What is a sales engineer?
Sales engineers are your front-line brand, service, and product thought leaders, customer advocates, trainers, and salespeople.
Although their roles do vary from industry to industry and product to product, the best way to describe sales engineers is as a conduit between sales teams and developers. They are part of the team that builds the story around the product, they’re instrumental in creating the language and sales scripts to sell it, and central to creating platforms of product support with customers, often acting as first-line support for sales teams and customers who need to query elements of the product.
Sales engineers are naturally customer-facing, but technically proficient enough to get into the product tech weeds - in almost every aspect they have to embody your product.

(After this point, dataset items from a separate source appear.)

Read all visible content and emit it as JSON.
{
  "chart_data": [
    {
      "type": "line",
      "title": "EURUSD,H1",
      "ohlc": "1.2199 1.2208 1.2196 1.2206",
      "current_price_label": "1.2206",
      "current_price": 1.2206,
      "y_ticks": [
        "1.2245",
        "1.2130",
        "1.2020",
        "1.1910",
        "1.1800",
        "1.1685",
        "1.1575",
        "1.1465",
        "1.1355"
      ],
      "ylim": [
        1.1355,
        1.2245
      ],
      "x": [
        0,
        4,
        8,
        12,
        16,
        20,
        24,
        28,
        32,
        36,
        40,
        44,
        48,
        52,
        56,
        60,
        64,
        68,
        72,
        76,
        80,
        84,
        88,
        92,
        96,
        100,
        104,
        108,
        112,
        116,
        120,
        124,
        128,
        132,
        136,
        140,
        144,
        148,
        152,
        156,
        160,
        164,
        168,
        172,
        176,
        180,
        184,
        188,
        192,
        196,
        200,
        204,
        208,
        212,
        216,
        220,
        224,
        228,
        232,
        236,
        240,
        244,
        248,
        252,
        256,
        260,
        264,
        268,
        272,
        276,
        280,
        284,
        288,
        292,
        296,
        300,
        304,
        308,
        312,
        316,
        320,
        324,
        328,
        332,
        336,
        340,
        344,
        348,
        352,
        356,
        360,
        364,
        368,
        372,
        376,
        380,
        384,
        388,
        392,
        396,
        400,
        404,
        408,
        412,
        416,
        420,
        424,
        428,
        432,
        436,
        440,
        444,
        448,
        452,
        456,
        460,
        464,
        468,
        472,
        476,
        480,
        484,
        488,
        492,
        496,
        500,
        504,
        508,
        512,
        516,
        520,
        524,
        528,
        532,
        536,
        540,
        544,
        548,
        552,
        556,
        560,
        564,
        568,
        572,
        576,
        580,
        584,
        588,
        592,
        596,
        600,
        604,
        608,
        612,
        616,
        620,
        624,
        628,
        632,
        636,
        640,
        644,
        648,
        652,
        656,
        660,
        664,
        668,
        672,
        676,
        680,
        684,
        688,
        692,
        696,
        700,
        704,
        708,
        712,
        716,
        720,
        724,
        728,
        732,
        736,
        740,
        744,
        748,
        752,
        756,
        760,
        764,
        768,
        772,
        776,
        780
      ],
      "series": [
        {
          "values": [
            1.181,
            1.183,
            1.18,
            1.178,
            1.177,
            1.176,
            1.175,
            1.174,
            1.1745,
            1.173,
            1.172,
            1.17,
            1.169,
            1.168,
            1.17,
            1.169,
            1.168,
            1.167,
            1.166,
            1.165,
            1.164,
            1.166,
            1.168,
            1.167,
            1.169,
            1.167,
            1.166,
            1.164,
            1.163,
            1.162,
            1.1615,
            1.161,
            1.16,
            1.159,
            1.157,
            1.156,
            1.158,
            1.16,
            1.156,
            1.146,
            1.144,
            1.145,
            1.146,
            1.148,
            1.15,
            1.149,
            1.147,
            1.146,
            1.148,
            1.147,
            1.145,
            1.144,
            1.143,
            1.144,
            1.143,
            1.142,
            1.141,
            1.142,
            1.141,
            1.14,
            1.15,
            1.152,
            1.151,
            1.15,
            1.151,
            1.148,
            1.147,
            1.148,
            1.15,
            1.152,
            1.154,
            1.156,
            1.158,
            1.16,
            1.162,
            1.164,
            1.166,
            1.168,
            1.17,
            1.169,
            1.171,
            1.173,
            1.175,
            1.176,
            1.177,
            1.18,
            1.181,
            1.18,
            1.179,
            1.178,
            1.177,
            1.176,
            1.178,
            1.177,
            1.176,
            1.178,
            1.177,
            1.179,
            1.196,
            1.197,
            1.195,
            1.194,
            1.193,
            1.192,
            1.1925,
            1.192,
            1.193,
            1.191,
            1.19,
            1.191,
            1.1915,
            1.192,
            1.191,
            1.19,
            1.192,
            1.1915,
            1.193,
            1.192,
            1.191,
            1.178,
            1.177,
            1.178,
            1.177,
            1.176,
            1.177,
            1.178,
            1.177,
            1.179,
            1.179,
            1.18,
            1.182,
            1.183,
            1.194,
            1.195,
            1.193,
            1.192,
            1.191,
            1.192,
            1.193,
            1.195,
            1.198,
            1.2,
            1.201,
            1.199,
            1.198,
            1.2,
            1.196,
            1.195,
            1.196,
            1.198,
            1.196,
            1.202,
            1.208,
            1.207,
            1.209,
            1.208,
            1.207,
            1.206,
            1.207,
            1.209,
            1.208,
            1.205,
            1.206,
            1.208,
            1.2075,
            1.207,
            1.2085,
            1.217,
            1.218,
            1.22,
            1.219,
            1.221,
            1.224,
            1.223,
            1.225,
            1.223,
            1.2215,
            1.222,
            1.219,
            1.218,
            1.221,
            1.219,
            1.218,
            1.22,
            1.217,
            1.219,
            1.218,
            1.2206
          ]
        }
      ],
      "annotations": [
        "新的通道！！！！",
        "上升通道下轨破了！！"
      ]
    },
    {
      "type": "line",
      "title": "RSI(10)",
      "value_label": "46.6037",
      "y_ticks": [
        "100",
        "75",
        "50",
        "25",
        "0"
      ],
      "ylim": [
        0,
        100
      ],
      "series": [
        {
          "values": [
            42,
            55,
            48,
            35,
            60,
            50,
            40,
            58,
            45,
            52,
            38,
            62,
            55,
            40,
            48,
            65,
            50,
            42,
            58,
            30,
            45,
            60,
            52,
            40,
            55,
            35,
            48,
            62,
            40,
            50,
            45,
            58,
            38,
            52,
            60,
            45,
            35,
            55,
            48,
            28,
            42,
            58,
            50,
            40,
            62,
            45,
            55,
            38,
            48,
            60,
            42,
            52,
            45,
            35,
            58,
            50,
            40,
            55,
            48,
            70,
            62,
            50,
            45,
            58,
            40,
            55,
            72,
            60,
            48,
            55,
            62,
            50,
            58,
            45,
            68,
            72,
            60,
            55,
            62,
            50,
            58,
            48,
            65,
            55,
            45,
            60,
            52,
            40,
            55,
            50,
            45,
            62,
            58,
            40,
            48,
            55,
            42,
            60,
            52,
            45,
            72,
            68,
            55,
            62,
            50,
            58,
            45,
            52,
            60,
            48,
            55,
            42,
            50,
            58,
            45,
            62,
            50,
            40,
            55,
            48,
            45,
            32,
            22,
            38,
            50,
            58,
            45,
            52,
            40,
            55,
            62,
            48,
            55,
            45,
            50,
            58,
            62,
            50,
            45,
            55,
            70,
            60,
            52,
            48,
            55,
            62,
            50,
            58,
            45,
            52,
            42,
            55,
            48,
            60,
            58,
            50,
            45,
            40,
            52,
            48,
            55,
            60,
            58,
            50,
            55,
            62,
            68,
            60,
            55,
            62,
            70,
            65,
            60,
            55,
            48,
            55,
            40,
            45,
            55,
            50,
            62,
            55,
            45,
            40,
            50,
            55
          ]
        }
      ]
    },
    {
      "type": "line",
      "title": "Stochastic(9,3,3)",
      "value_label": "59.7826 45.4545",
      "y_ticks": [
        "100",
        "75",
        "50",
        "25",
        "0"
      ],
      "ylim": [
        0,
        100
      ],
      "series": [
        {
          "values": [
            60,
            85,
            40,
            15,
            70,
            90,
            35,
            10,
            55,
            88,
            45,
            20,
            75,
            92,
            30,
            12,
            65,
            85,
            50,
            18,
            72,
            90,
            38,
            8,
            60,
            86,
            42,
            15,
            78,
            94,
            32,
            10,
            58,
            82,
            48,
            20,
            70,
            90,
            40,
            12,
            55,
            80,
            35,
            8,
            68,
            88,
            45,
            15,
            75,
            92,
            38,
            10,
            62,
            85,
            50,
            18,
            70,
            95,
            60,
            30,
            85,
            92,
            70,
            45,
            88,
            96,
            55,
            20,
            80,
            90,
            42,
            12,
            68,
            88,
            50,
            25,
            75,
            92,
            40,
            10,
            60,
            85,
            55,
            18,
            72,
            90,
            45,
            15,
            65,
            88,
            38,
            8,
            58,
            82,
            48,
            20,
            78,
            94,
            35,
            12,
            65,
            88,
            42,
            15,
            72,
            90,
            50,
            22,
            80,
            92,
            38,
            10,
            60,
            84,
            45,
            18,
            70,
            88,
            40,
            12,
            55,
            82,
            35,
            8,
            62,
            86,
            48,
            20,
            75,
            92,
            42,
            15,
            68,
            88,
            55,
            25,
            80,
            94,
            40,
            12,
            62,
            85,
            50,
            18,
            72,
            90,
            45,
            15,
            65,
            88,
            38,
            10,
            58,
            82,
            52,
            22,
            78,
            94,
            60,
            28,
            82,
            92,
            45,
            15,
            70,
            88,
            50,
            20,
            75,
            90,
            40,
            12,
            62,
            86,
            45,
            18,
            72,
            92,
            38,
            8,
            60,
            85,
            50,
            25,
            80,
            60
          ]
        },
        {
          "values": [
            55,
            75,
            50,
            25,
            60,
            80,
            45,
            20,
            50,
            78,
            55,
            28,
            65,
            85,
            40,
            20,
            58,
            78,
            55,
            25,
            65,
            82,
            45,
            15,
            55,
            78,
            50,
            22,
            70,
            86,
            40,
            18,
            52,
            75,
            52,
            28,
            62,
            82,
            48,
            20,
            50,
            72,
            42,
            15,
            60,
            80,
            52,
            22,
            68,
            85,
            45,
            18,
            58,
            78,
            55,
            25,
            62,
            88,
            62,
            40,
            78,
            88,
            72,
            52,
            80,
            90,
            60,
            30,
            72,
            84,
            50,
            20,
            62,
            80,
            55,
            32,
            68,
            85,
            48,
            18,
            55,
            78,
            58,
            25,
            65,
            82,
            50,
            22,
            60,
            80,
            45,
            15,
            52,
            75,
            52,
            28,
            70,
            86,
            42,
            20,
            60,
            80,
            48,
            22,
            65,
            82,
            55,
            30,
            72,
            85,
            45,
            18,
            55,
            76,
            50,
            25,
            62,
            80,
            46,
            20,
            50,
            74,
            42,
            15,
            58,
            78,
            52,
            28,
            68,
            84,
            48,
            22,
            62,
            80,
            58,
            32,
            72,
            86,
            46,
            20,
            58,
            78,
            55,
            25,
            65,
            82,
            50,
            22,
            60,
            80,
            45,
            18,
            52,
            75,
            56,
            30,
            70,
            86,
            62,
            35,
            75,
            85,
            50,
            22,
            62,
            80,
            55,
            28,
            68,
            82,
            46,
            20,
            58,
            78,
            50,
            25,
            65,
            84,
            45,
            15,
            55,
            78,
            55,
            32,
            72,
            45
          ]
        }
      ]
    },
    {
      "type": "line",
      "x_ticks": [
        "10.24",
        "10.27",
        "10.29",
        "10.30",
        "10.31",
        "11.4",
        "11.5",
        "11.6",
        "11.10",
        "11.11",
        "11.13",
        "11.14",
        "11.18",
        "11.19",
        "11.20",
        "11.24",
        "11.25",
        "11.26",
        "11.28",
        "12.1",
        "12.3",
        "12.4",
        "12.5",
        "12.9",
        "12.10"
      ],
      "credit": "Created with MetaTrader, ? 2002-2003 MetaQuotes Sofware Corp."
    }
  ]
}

What makes a good sales engineer?
Customer-facing experience:
This includes great soft skills such as empathic sales techniques, confidence with negotiation and escalation of queries, being able to focus on top-line sales figures, and simultaneously communicating technical information.
Great communicator:
Sales require not only confident communication skills but persuasive skills. You need to be able to be both friendly, authoritative, knowledgeable but humble, able to spin a yarn, and invested enough in the tech, figures, growth options, packages, and support to talk to anyone in any role about your product.
Natural collaborator:
As sales engineers tend to work across training, sales, marketing, and with the tech-heads, they need to be collaborating pros. They need to be cross-organizational wizards, bringing together disparate sources of information to build effective sales strategies.
Technical know-how:
Above all else, you have to know your product or service inside and out. Sales engineers are often expected to be able to pull apart and analyze their product, confidently discuss technical aspects and manage any technical rollout, fixes, updates, or patches.
When do I need to hire a sales engineer?
Although startup founders and senior developers may see themselves as sales engineers (in fact in growth and seeding stages they undoubtedly will be), the general rule of thumb is from day one someone in the enterprise needs to take responsibility for any customer-facing sales and technical support - be that a developer, or someone else in senior leadership. But it’s one of the most vital roles to fill as you look to scale.
From a customer's point of view, continuity in sales support is vital as people learn about your product. A key way of enshrining customer service as both helpful and relevant is to make sure your sales engineer team is well stocked with talent, able to query any question, and able to take the initiative on the road or digitally to keep customers happy: so hire early and hire well!